Growing up as the eldest of the four Garry children, Glynnis often joined her parents in their labs on weekends. Her interest in science persisted as she pursued summer research projects during high school, as an undergraduate at Notre Dame, and eventually in medical school.

She earned her medical degree at the Vanderbilt University School of Medicine, where she was awarded the esteemed Sarnoff Cardiovascular Research Fellowship, through which she trained in Dr. Olson’s laboratory at UT Southwestern for two years. During that time, she obtained foundational and rigorous training in molecular biology and co-authored two major publications, one of which was paradigm-shifting in the satellite cell field. She graduated Alpha Omega Alpha from Vanderbilt in 2016, receiving the highest award from the Department of Medicine, the Rudolph H. Kampmeier Prize in Medicine. Committed to a career in cardiology as a physician-scientist, she matched into the Cardiovascular Physician-Scientist Training program at UT Southwestern and excelled through her internal medicine residency, obtaining the distinguished honor of being named the Donald W. Seldin Scholar for Research. Following completion of her residency in 2018, Dr. Garry rejoined Dr. Olson’s lab to continue her scientific pursuits as a cardiology fellow.

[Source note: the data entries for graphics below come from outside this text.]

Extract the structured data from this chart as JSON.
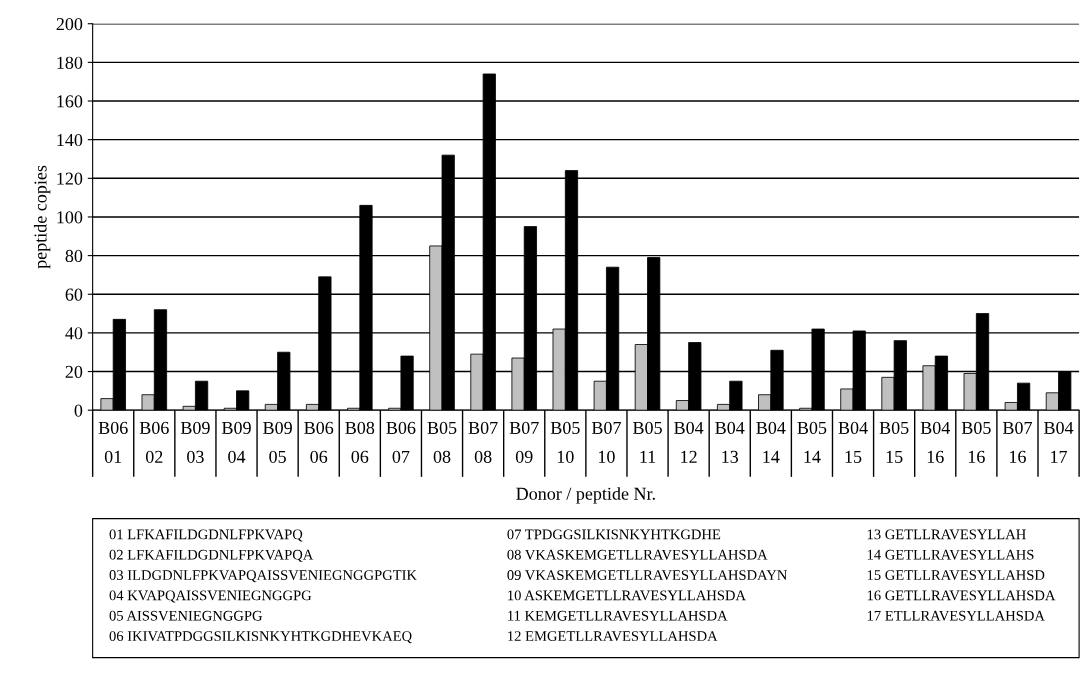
{
  "chart_data": {
    "type": "bar",
    "xlabel": "Donor / peptide Nr.",
    "ylabel": "peptide copies",
    "categories": [
      "B06\n01",
      "B06\n02",
      "B09\n03",
      "B09\n04",
      "B09\n05",
      "B06\n06",
      "B08\n06",
      "B06\n07",
      "B05\n08",
      "B07\n08",
      "B07\n09",
      "B05\n10",
      "B07\n10",
      "B05\n11",
      "B04\n12",
      "B04\n13",
      "B04\n14",
      "B05\n14",
      "B04\n15",
      "B05\n15",
      "B04\n16",
      "B05\n16",
      "B07\n16",
      "B04\n17"
    ],
    "series": [
      {
        "color": "#c0c0c0",
        "values": [
          6,
          8,
          2,
          1,
          3,
          3,
          1,
          1,
          85,
          29,
          27,
          42,
          15,
          34,
          5,
          3,
          8,
          1,
          11,
          17,
          23,
          19,
          4,
          9
        ]
      },
      {
        "color": "#000000",
        "values": [
          47,
          52,
          15,
          10,
          30,
          69,
          106,
          28,
          132,
          174,
          95,
          124,
          74,
          79,
          35,
          15,
          31,
          42,
          41,
          36,
          28,
          50,
          14,
          20
        ]
      }
    ],
    "ylim": [
      0,
      200
    ],
    "yticks": [
      0,
      20,
      40,
      60,
      80,
      100,
      120,
      140,
      160,
      180,
      200
    ],
    "grid": "y",
    "legend": false,
    "annotations": [
      "01 LFKAFILDGDNLFPKVAPQ",
      "02 LFKAFILDGDNLFPKVAPQA",
      "03 ILDGDNLFPKVAPQAISSVENIEGNGGPGTIK",
      "04 KVAPQAISSVENIEGNGGPG",
      "05 AISSVENIEGNGGPG",
      "06 IKIVATPDGGSILKISNKYHTKGDHEVKAEQ",
      "07 TPDGGSILKISNKYHTKGDHE",
      "08 VKASKEMGETLLRAVESYLLAHSDA",
      "09 VKASKEMGETLLRAVESYLLAHSDAYN",
      "10 ASKEMGETLLRAVESYLLAHSDA",
      "11 KEMGETLLRAVESYLLAHSDA",
      "12 EMGETLLRAVESYLLAHSDA",
      "13 GETLLRAVESYLLAH",
      "14 GETLLRAVESYLLAHS",
      "15 GETLLRAVESYLLAHSD",
      "16 GETLLRAVESYLLAHSDA",
      "17 ETLLRAVESYLLAHSDA"
    ]
  }
}
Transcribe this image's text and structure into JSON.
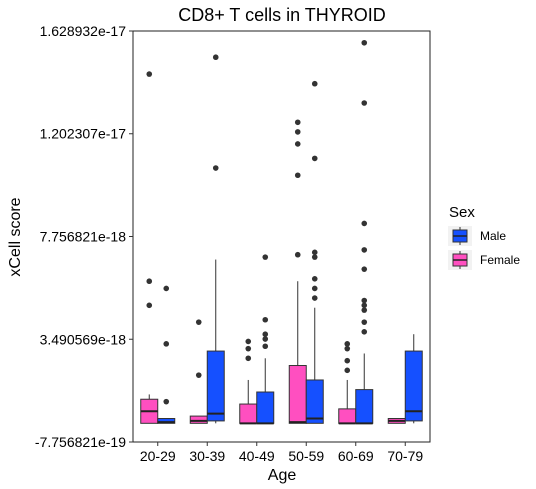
{
  "chart_data": {
    "type": "boxplot",
    "title": "CD8+ T cells in THYROID",
    "xlabel": "Age",
    "ylabel": "xCell score",
    "categories": [
      "20-29",
      "30-39",
      "40-49",
      "50-59",
      "60-69",
      "70-79"
    ],
    "y_ticks": [
      -7.756821e-19,
      3.490569e-18,
      7.756821e-18,
      1.202307e-17,
      1.628932e-17
    ],
    "y_tick_labels": [
      "-7.756821e-19",
      "3.490569e-18",
      "7.756821e-18",
      "1.202307e-17",
      "1.628932e-17"
    ],
    "ylim": [
      -7.756821e-19,
      1.628932e-17
    ],
    "grid": false,
    "legend": {
      "title": "Sex",
      "position": "right",
      "entries": [
        "Male",
        "Female"
      ]
    },
    "series": [
      {
        "name": "Female",
        "color": "#FF4FC0",
        "boxes": [
          {
            "q1": 0.0,
            "median": 5e-19,
            "q3": 1e-18,
            "whisker_low": 0.0,
            "whisker_high": 1.2e-18,
            "outliers": [
              4.9e-18,
              5.9e-18,
              1.45e-17
            ]
          },
          {
            "q1": 0.0,
            "median": 1e-19,
            "q3": 3e-19,
            "whisker_low": 0.0,
            "whisker_high": 3e-19,
            "outliers": [
              2e-18,
              4.2e-18
            ]
          },
          {
            "q1": 0.0,
            "median": 0.0,
            "q3": 8e-19,
            "whisker_low": 0.0,
            "whisker_high": 1.8e-18,
            "outliers": [
              2.7e-18,
              3.1e-18,
              3.4e-18
            ]
          },
          {
            "q1": 0.0,
            "median": 5e-20,
            "q3": 2.4e-18,
            "whisker_low": 0.0,
            "whisker_high": 5.9e-18,
            "outliers": [
              7e-18,
              1.03e-17,
              1.16e-17,
              1.21e-17,
              1.25e-17
            ]
          },
          {
            "q1": 0.0,
            "median": 0.0,
            "q3": 6e-19,
            "whisker_low": 0.0,
            "whisker_high": 1.8e-18,
            "outliers": [
              2.2e-18,
              2.6e-18,
              3.1e-18,
              3.3e-18
            ]
          },
          {
            "q1": 0.0,
            "median": 1e-19,
            "q3": 2e-19,
            "whisker_low": 0.0,
            "whisker_high": 2e-19,
            "outliers": []
          }
        ]
      },
      {
        "name": "Male",
        "color": "#1550FF",
        "boxes": [
          {
            "q1": 0.0,
            "median": 5e-20,
            "q3": 2e-19,
            "whisker_low": 0.0,
            "whisker_high": 2e-19,
            "outliers": [
              9e-19,
              3.3e-18,
              5.6e-18
            ]
          },
          {
            "q1": 1e-19,
            "median": 4e-19,
            "q3": 3e-18,
            "whisker_low": 0.0,
            "whisker_high": 6.8e-18,
            "outliers": [
              1.06e-17,
              1.52e-17
            ]
          },
          {
            "q1": 0.0,
            "median": 0.0,
            "q3": 1.3e-18,
            "whisker_low": 0.0,
            "whisker_high": 2.7e-18,
            "outliers": [
              3.2e-18,
              3.5e-18,
              3.7e-18,
              4.3e-18,
              6.9e-18
            ]
          },
          {
            "q1": 0.0,
            "median": 2e-19,
            "q3": 1.8e-18,
            "whisker_low": 0.0,
            "whisker_high": 4.8e-18,
            "outliers": [
              5.2e-18,
              5.6e-18,
              6e-18,
              6.9e-18,
              7.1e-18,
              1.1e-17,
              1.41e-17
            ]
          },
          {
            "q1": 0.0,
            "median": 0.0,
            "q3": 1.4e-18,
            "whisker_low": 0.0,
            "whisker_high": 2.9e-18,
            "outliers": [
              3.8e-18,
              4.2e-18,
              4.7e-18,
              4.9e-18,
              5.1e-18,
              6.4e-18,
              7.2e-18,
              8.3e-18,
              1.33e-17,
              1.58e-17
            ]
          },
          {
            "q1": 1e-19,
            "median": 5e-19,
            "q3": 3e-18,
            "whisker_low": 0.0,
            "whisker_high": 3.7e-18,
            "outliers": []
          }
        ]
      }
    ]
  }
}
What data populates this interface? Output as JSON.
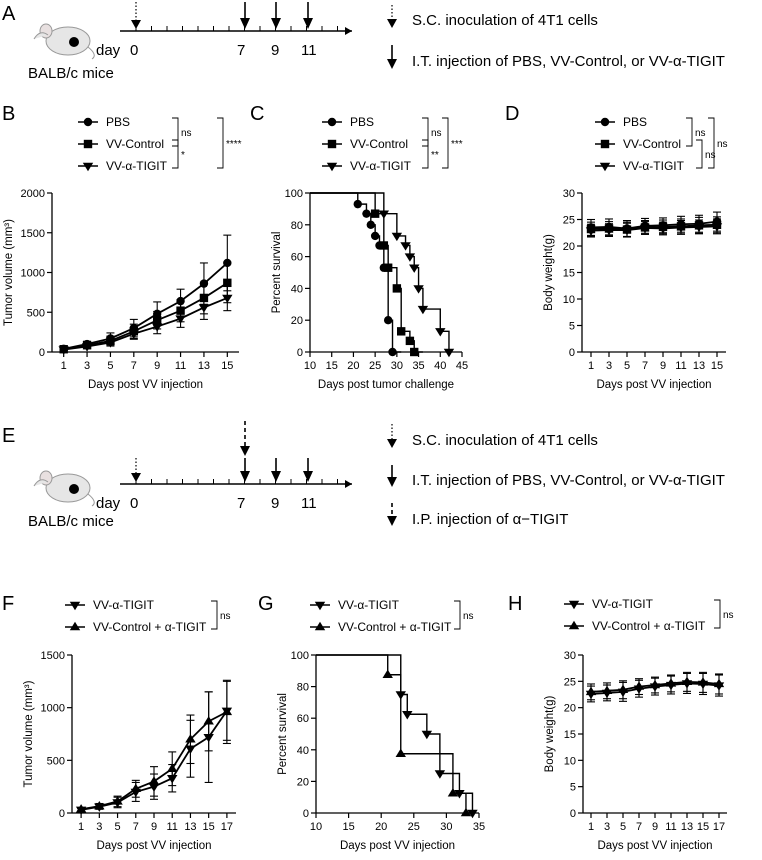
{
  "panels": {
    "A": "A",
    "B": "B",
    "C": "C",
    "D": "D",
    "E": "E",
    "F": "F",
    "G": "G",
    "H": "H"
  },
  "schedule_A": {
    "day_prefix": "day",
    "days": [
      "0",
      "7",
      "9",
      "11"
    ],
    "mouse_label": "BALB/c mice",
    "legend": [
      {
        "arrow": "dotted",
        "text": "S.C.  inoculation of 4T1 cells"
      },
      {
        "arrow": "solid",
        "text": "I.T. injection of PBS, VV-Control, or VV-α-TIGIT"
      }
    ]
  },
  "schedule_E": {
    "day_prefix": "day",
    "days": [
      "0",
      "7",
      "9",
      "11"
    ],
    "mouse_label": "BALB/c mice",
    "legend": [
      {
        "arrow": "dotted",
        "text": "S.C.  inoculation of 4T1 cells"
      },
      {
        "arrow": "solid",
        "text": "I.T. injection of PBS, VV-Control, or VV-α-TIGIT"
      },
      {
        "arrow": "dashed",
        "text": "I.P. injection of α−TIGIT"
      }
    ]
  },
  "significance": {
    "B": [
      "ns",
      "*",
      "****"
    ],
    "C": [
      "ns",
      "**",
      "***"
    ],
    "D": [
      "ns",
      "ns",
      "ns"
    ],
    "F": [
      "ns"
    ],
    "G": [
      "ns"
    ],
    "H": [
      "ns"
    ]
  },
  "chart_data": [
    {
      "id": "B",
      "type": "line",
      "title": "",
      "xlabel": "Days post VV injection",
      "ylabel": "Tumor volume (mm³)",
      "xlim": [
        0,
        16
      ],
      "ylim": [
        0,
        2000
      ],
      "xticks": [
        1,
        3,
        5,
        7,
        9,
        11,
        13,
        15
      ],
      "yticks": [
        0,
        500,
        1000,
        1500,
        2000
      ],
      "x": [
        1,
        3,
        5,
        7,
        9,
        11,
        13,
        15
      ],
      "series": [
        {
          "name": "PBS",
          "marker": "circle",
          "values": [
            40,
            100,
            170,
            300,
            480,
            640,
            860,
            1120
          ],
          "errors": [
            15,
            35,
            70,
            110,
            150,
            150,
            260,
            350
          ]
        },
        {
          "name": "VV-Control",
          "marker": "square",
          "values": [
            35,
            85,
            140,
            260,
            400,
            520,
            680,
            870
          ],
          "errors": [
            15,
            30,
            60,
            90,
            110,
            140,
            200,
            250
          ]
        },
        {
          "name": "VV-α-TIGIT",
          "marker": "triangle-down",
          "values": [
            30,
            70,
            120,
            230,
            320,
            420,
            560,
            680
          ],
          "errors": [
            12,
            25,
            45,
            70,
            90,
            110,
            150,
            160
          ]
        }
      ]
    },
    {
      "id": "C",
      "type": "line",
      "title": "",
      "xlabel": "Days post tumor challenge",
      "ylabel": "Percent survival",
      "xlim": [
        10,
        45
      ],
      "ylim": [
        0,
        100
      ],
      "xticks": [
        10,
        15,
        20,
        25,
        30,
        35,
        40,
        45
      ],
      "yticks": [
        0,
        20,
        40,
        60,
        80,
        100
      ],
      "series": [
        {
          "name": "PBS",
          "marker": "circle",
          "steps": [
            [
              10,
              100
            ],
            [
              21,
              100
            ],
            [
              21,
              93
            ],
            [
              23,
              93
            ],
            [
              23,
              87
            ],
            [
              24,
              87
            ],
            [
              24,
              80
            ],
            [
              25,
              80
            ],
            [
              25,
              73
            ],
            [
              26,
              73
            ],
            [
              26,
              67
            ],
            [
              27,
              67
            ],
            [
              27,
              53
            ],
            [
              28,
              53
            ],
            [
              28,
              20
            ],
            [
              29,
              20
            ],
            [
              29,
              0
            ],
            [
              31,
              0
            ]
          ],
          "points": [
            [
              21,
              93
            ],
            [
              23,
              87
            ],
            [
              24,
              80
            ],
            [
              25,
              73
            ],
            [
              26,
              67
            ],
            [
              27,
              53
            ],
            [
              28,
              20
            ],
            [
              29,
              0
            ]
          ]
        },
        {
          "name": "VV-Control",
          "marker": "square",
          "steps": [
            [
              10,
              100
            ],
            [
              25,
              100
            ],
            [
              25,
              87
            ],
            [
              27,
              87
            ],
            [
              27,
              67
            ],
            [
              28,
              67
            ],
            [
              28,
              53
            ],
            [
              30,
              53
            ],
            [
              30,
              40
            ],
            [
              31,
              40
            ],
            [
              31,
              13
            ],
            [
              33,
              13
            ],
            [
              33,
              7
            ],
            [
              34,
              7
            ],
            [
              34,
              0
            ],
            [
              36,
              0
            ]
          ],
          "points": [
            [
              25,
              87
            ],
            [
              27,
              67
            ],
            [
              28,
              53
            ],
            [
              30,
              40
            ],
            [
              31,
              13
            ],
            [
              33,
              7
            ],
            [
              34,
              0
            ]
          ]
        },
        {
          "name": "VV-α-TIGIT",
          "marker": "triangle-down",
          "steps": [
            [
              10,
              100
            ],
            [
              27,
              100
            ],
            [
              27,
              87
            ],
            [
              30,
              87
            ],
            [
              30,
              73
            ],
            [
              32,
              73
            ],
            [
              32,
              67
            ],
            [
              33,
              67
            ],
            [
              33,
              60
            ],
            [
              34,
              60
            ],
            [
              34,
              53
            ],
            [
              35,
              53
            ],
            [
              35,
              40
            ],
            [
              36,
              40
            ],
            [
              36,
              27
            ],
            [
              40,
              27
            ],
            [
              40,
              13
            ],
            [
              42,
              13
            ],
            [
              42,
              0
            ]
          ],
          "points": [
            [
              27,
              87
            ],
            [
              30,
              73
            ],
            [
              32,
              67
            ],
            [
              33,
              60
            ],
            [
              34,
              53
            ],
            [
              35,
              40
            ],
            [
              36,
              27
            ],
            [
              40,
              13
            ],
            [
              42,
              0
            ]
          ]
        }
      ]
    },
    {
      "id": "D",
      "type": "line",
      "title": "",
      "xlabel": "Days post VV injection",
      "ylabel": "Body weight(g)",
      "xlim": [
        0,
        16
      ],
      "ylim": [
        0,
        30
      ],
      "xticks": [
        1,
        3,
        5,
        7,
        9,
        11,
        13,
        15
      ],
      "yticks": [
        0,
        5,
        10,
        15,
        20,
        25,
        30
      ],
      "x": [
        1,
        3,
        5,
        7,
        9,
        11,
        13,
        15
      ],
      "series": [
        {
          "name": "PBS",
          "marker": "circle",
          "values": [
            23.5,
            23.6,
            23.3,
            23.8,
            23.9,
            24.1,
            24.2,
            24.6
          ],
          "errors": [
            1.5,
            1.5,
            1.5,
            1.4,
            1.4,
            1.5,
            1.6,
            1.8
          ]
        },
        {
          "name": "VV-Control",
          "marker": "square",
          "values": [
            23.2,
            23.3,
            23.1,
            23.5,
            23.6,
            23.7,
            23.9,
            24.0
          ],
          "errors": [
            1.3,
            1.3,
            1.4,
            1.3,
            1.3,
            1.4,
            1.5,
            1.5
          ]
        },
        {
          "name": "VV-α-TIGIT",
          "marker": "triangle-down",
          "values": [
            22.9,
            23.0,
            23.0,
            23.4,
            23.3,
            23.5,
            23.6,
            23.7
          ],
          "errors": [
            1.2,
            1.2,
            1.3,
            1.2,
            1.2,
            1.3,
            1.3,
            1.4
          ]
        }
      ]
    },
    {
      "id": "F",
      "type": "line",
      "title": "",
      "xlabel": "Days post VV injection",
      "ylabel": "Tumor volume (mm³)",
      "xlim": [
        0,
        18
      ],
      "ylim": [
        0,
        1500
      ],
      "xticks": [
        1,
        3,
        5,
        7,
        9,
        11,
        13,
        15,
        17
      ],
      "yticks": [
        0,
        500,
        1000,
        1500
      ],
      "x": [
        1,
        3,
        5,
        7,
        9,
        11,
        13,
        15,
        17
      ],
      "series": [
        {
          "name": "VV-α-TIGIT",
          "marker": "triangle-down",
          "values": [
            30,
            60,
            100,
            200,
            250,
            330,
            610,
            720,
            970
          ],
          "errors": [
            15,
            25,
            50,
            90,
            120,
            130,
            270,
            430,
            280
          ]
        },
        {
          "name": "VV-Control + α-TIGIT",
          "marker": "triangle-up",
          "values": [
            35,
            65,
            110,
            230,
            300,
            420,
            700,
            870,
            960
          ],
          "errors": [
            15,
            25,
            50,
            80,
            140,
            160,
            230,
            280,
            300
          ]
        }
      ]
    },
    {
      "id": "G",
      "type": "line",
      "title": "",
      "xlabel": "Days post VV injection",
      "ylabel": "Percent survival",
      "xlim": [
        10,
        35
      ],
      "ylim": [
        0,
        100
      ],
      "xticks": [
        10,
        15,
        20,
        25,
        30,
        35
      ],
      "yticks": [
        0,
        20,
        40,
        60,
        80,
        100
      ],
      "series": [
        {
          "name": "VV-α-TIGIT",
          "marker": "triangle-down",
          "steps": [
            [
              10,
              100
            ],
            [
              23,
              100
            ],
            [
              23,
              75
            ],
            [
              24,
              75
            ],
            [
              24,
              62.5
            ],
            [
              27,
              62.5
            ],
            [
              27,
              50
            ],
            [
              29,
              50
            ],
            [
              29,
              25
            ],
            [
              32,
              25
            ],
            [
              32,
              12.5
            ],
            [
              34,
              12.5
            ],
            [
              34,
              0
            ]
          ],
          "points": [
            [
              23,
              75
            ],
            [
              24,
              62.5
            ],
            [
              27,
              50
            ],
            [
              29,
              25
            ],
            [
              32,
              12.5
            ],
            [
              34,
              0
            ]
          ]
        },
        {
          "name": "VV-Control + α-TIGIT",
          "marker": "triangle-up",
          "steps": [
            [
              10,
              100
            ],
            [
              21,
              100
            ],
            [
              21,
              87.5
            ],
            [
              23,
              87.5
            ],
            [
              23,
              37.5
            ],
            [
              31,
              37.5
            ],
            [
              31,
              12.5
            ],
            [
              33,
              12.5
            ],
            [
              33,
              0
            ],
            [
              34,
              0
            ]
          ],
          "points": [
            [
              21,
              87.5
            ],
            [
              23,
              37.5
            ],
            [
              31,
              12.5
            ],
            [
              33,
              0
            ]
          ]
        }
      ]
    },
    {
      "id": "H",
      "type": "line",
      "title": "",
      "xlabel": "Days post VV injection",
      "ylabel": "Body weight(g)",
      "xlim": [
        0,
        18
      ],
      "ylim": [
        0,
        30
      ],
      "xticks": [
        1,
        3,
        5,
        7,
        9,
        11,
        13,
        15,
        17
      ],
      "yticks": [
        0,
        5,
        10,
        15,
        20,
        25,
        30
      ],
      "x": [
        1,
        3,
        5,
        7,
        9,
        11,
        13,
        15,
        17
      ],
      "series": [
        {
          "name": "VV-α-TIGIT",
          "marker": "triangle-down",
          "values": [
            22.6,
            22.8,
            23.0,
            23.6,
            24.0,
            24.3,
            24.6,
            24.5,
            24.2
          ],
          "errors": [
            1.5,
            1.5,
            1.8,
            1.6,
            1.6,
            1.7,
            1.9,
            2.0,
            2.0
          ]
        },
        {
          "name": "VV-Control + α-TIGIT",
          "marker": "triangle-up",
          "values": [
            23.0,
            23.2,
            23.4,
            24.0,
            24.3,
            24.6,
            24.9,
            24.8,
            24.5
          ],
          "errors": [
            1.5,
            1.5,
            1.7,
            1.5,
            1.5,
            1.6,
            1.8,
            1.9,
            1.9
          ]
        }
      ]
    }
  ]
}
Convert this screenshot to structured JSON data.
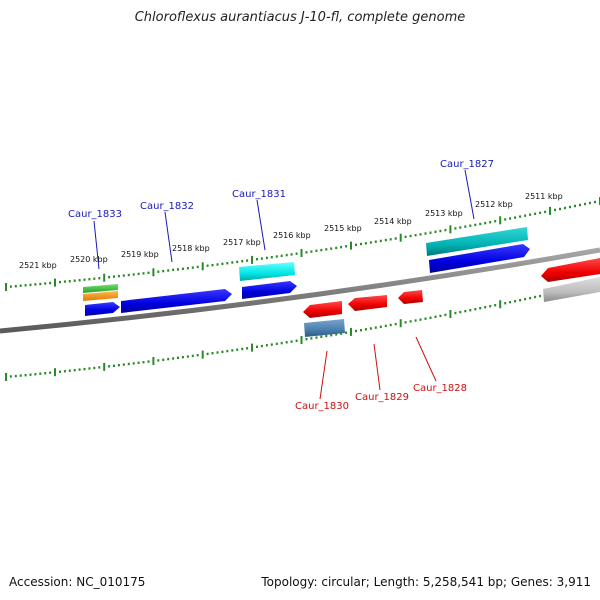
{
  "title": "Chloroflexus aurantiacus J-10-fl, complete genome",
  "footer": {
    "accession": "Accession: NC_010175",
    "topology": "Topology: circular; Length: 5,258,541 bp; Genes: 3,911"
  },
  "kbp_labels": [
    "2521 kbp",
    "2520 kbp",
    "2519 kbp",
    "2518 kbp",
    "2517 kbp",
    "2516 kbp",
    "2515 kbp",
    "2514 kbp",
    "2513 kbp",
    "2512 kbp",
    "2511 kbp"
  ],
  "genes": {
    "forward": [
      "Caur_1833",
      "Caur_1832",
      "Caur_1831",
      "Caur_1827"
    ],
    "reverse": [
      "Caur_1830",
      "Caur_1829",
      "Caur_1828"
    ]
  },
  "colors": {
    "forward_label": "#1a1ab5",
    "reverse_label": "#cc1111",
    "tick": "#2a8a2a",
    "backbone": "#7a7a7a"
  }
}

“I am incredibly grateful to my mentor, Dr. Eric Olson, for his mentorship and investment in my career development. This award is a testament to the outstanding research environment in the Olson laboratory and the support that the UTSW Cardiology and Physician-Scientist Training Programs provide,” Dr. Garry says. “I’m convinced there’s no other place like it.”

Her father agrees: “The Katz Prize is one of the most prestigious awards for young investigators in cardiovascular science, and all the finalists presented discoveries that will impact the field,” he says. “I think the success of the Katz awardees is a testament to the outstanding research environment at UTSW, the supportive role of outstanding mentors such as Dr. Olson and Dr. Hill, and the ability of young investigators to thrive and contribute substantively to the field.”

Candidates for the Katz Prize include Ph.D.s and/or M.D.s who have completed training only within the past four years or who are still within the first four years after their first faculty appointment.